Of course, the other relationships at Camp Firewood provide plenty of laughs as well, such as Victor’s stumbling over hiding his virginity from Neil and Camp Tigerclaw counselor Courtney’s attempts to win Blake away from Katie. For the most part, the relationships between the counselors act as sometimes-funny, sometimes-earnest character drama amidst all the more unbelievable plot developments.
Teased as the rival to Camp Firewood in Wet Hot American Summer, First Day of Camp offers fans of the film a first look at the camp across the lake. The counselors of Camp Tigerclaw serve as the antagonists to those of Camp Firewood, though they mostly stay in their own camp, only leaving for an all-out brawl at the end of the season. Once Blake sees that Andy has stolen Katie, he rallies the other Camp Tigerclaw counselors to war against Camp Firewood’s staff.
Blake and his fellow counselors work as a satirical representation of the typical antagonist to the group of ragtag misfits that is Camp Firewood. While the counselors are largely underdeveloped and don’t appear very often throughout First Day of Camp, this works to emphasize their role as two-dimensional villains. That being said, the fight is an entertaining end to the conflict – which is also resolved quickly and, this time, through song.
While Camp Firewood puts on a talent show on the last day of camp, the first day is reserved for a musical production starring the counselors. To help them put on the tragic/beloved story of Electro City, Susie and Ben bring in Broadway actor Claude Doumet and his choreographer Rhonda. Throughout the day, while Ben is drawn to McKinley, Susie grows close to Claude and he eventually invites her to go back to New York City with him.
Aside from its part in developing the relationships of Andy and Katie as well as Ben and McKinley, the Electro City musical is largely forgettable. Though fans of the film will likely enjoy Susie and Ben’s return to form in their roles as theater counselors, the process of putting on Electro City did not benefit from First Day of Camp’s short timeline and felt underdeveloped as a result.
Wet Hot American Summer: First Day of Camp mixes up its storylines, featuring those that will be familiar to fans of the film and new plots for established and original characters. The show is at its best when putting a new spin on characters that appeared in Wet Hot American Summer – as was the case with Gene’s transformation from Jonas. Additionally, the new characters work to fill out the cast of First Day of Camp and provide plenty of compelling interactions with the returning cast members that will surely entertain fans of the film.

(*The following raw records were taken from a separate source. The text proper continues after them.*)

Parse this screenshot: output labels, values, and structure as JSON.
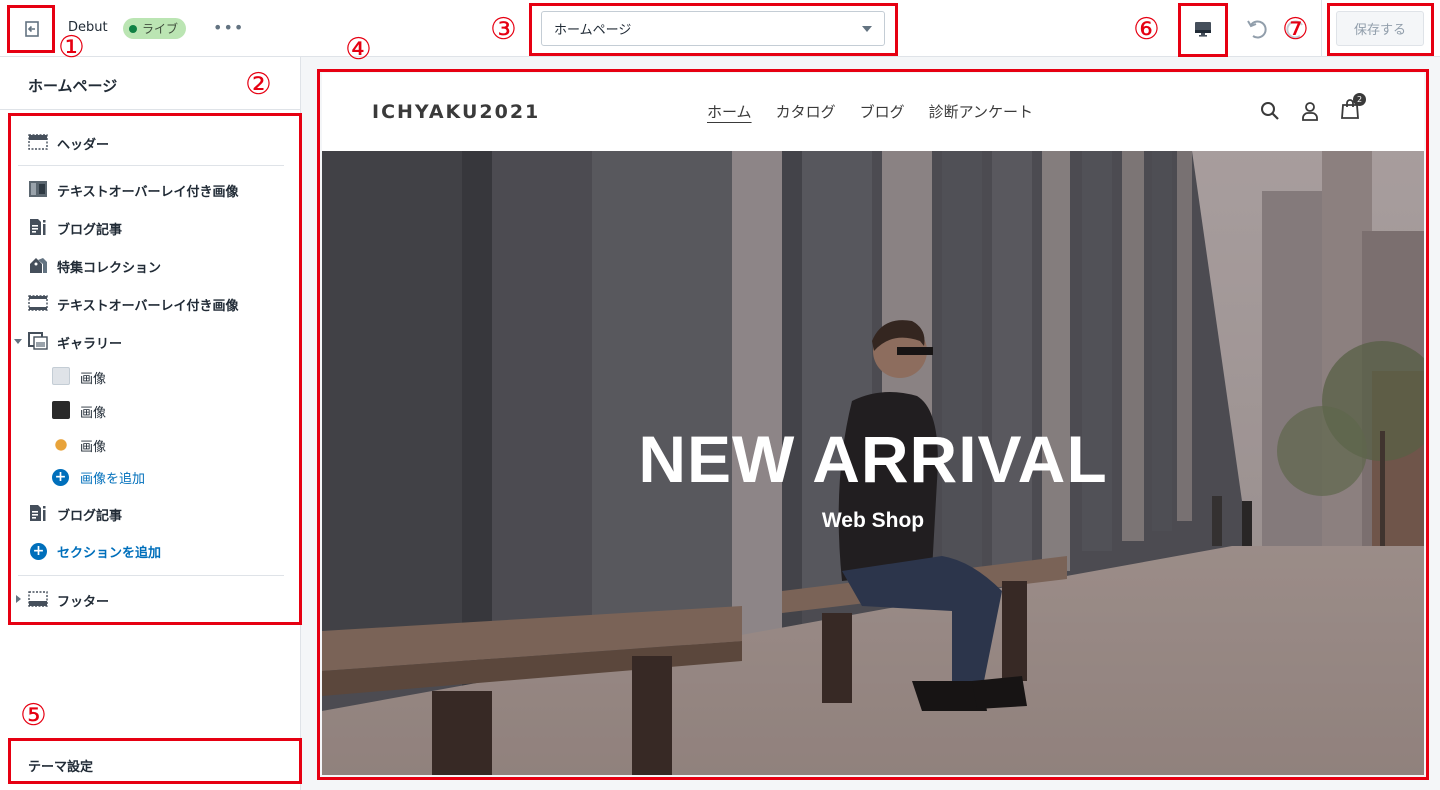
{
  "topbar": {
    "theme_name": "Debut",
    "live_label": "ライブ",
    "more_label": "•••",
    "page_select_value": "ホームページ",
    "save_label": "保存する"
  },
  "sidebar": {
    "title": "ホームページ",
    "sections": [
      {
        "label": "ヘッダー",
        "icon": "header-layout-icon"
      },
      {
        "label": "テキストオーバーレイ付き画像",
        "icon": "image-thumbnail-icon"
      },
      {
        "label": "ブログ記事",
        "icon": "blog-posts-icon"
      },
      {
        "label": "特集コレクション",
        "icon": "collection-tag-icon"
      },
      {
        "label": "テキストオーバーレイ付き画像",
        "icon": "dashed-layout-icon"
      },
      {
        "label": "ギャラリー",
        "icon": "gallery-icon"
      }
    ],
    "gallery_items": [
      {
        "label": "画像"
      },
      {
        "label": "画像"
      },
      {
        "label": "画像"
      }
    ],
    "add_image_label": "画像を追加",
    "blog_posts_label": "ブログ記事",
    "add_section_label": "セクションを追加",
    "footer_label": "フッター",
    "theme_settings_label": "テーマ設定"
  },
  "preview": {
    "logo": "ICHYAKU2021",
    "nav": [
      "ホーム",
      "カタログ",
      "ブログ",
      "診断アンケート"
    ],
    "cart_count": "2",
    "hero_title": "NEW ARRIVAL",
    "hero_subtitle": "Web Shop"
  },
  "annotations": [
    "①",
    "②",
    "③",
    "④",
    "⑤",
    "⑥",
    "⑦"
  ],
  "colors": {
    "annotation_red": "#e60012",
    "link_blue": "#006fbb",
    "live_green": "#bbe5b3"
  }
}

Whether because it is a Netflix series or it takes place over course of one day, First Day of Camp works best as a whole piece rather than standalone episodes. Given the overlapping and ongoing plots throughout its season, the series is good for binge-watching, but may not be as conducive to slower watching habits. Essentially, First Day of Camp feels like a longer-form movie, rather than a TV series with episodes that each have their own specific plots.
All in all, First Day of Camp is a fun watch for fans of Wet Hot American Summer as the series returns to beloved characters and features callbacks to favorite jokes. However, while the show does offer plenty of new material, it may not appeal as much to those that haven’t seen the film. That being said, the series works as a prequel by returning to what worked about the film – the cast, the writing, the satire – while offering fans more time with their favorite characters and providing new insight into what was established in Wet Hot American Summer.
Wet Hot American Summer: First Day of Camp is currently available in its entirety on Netflix.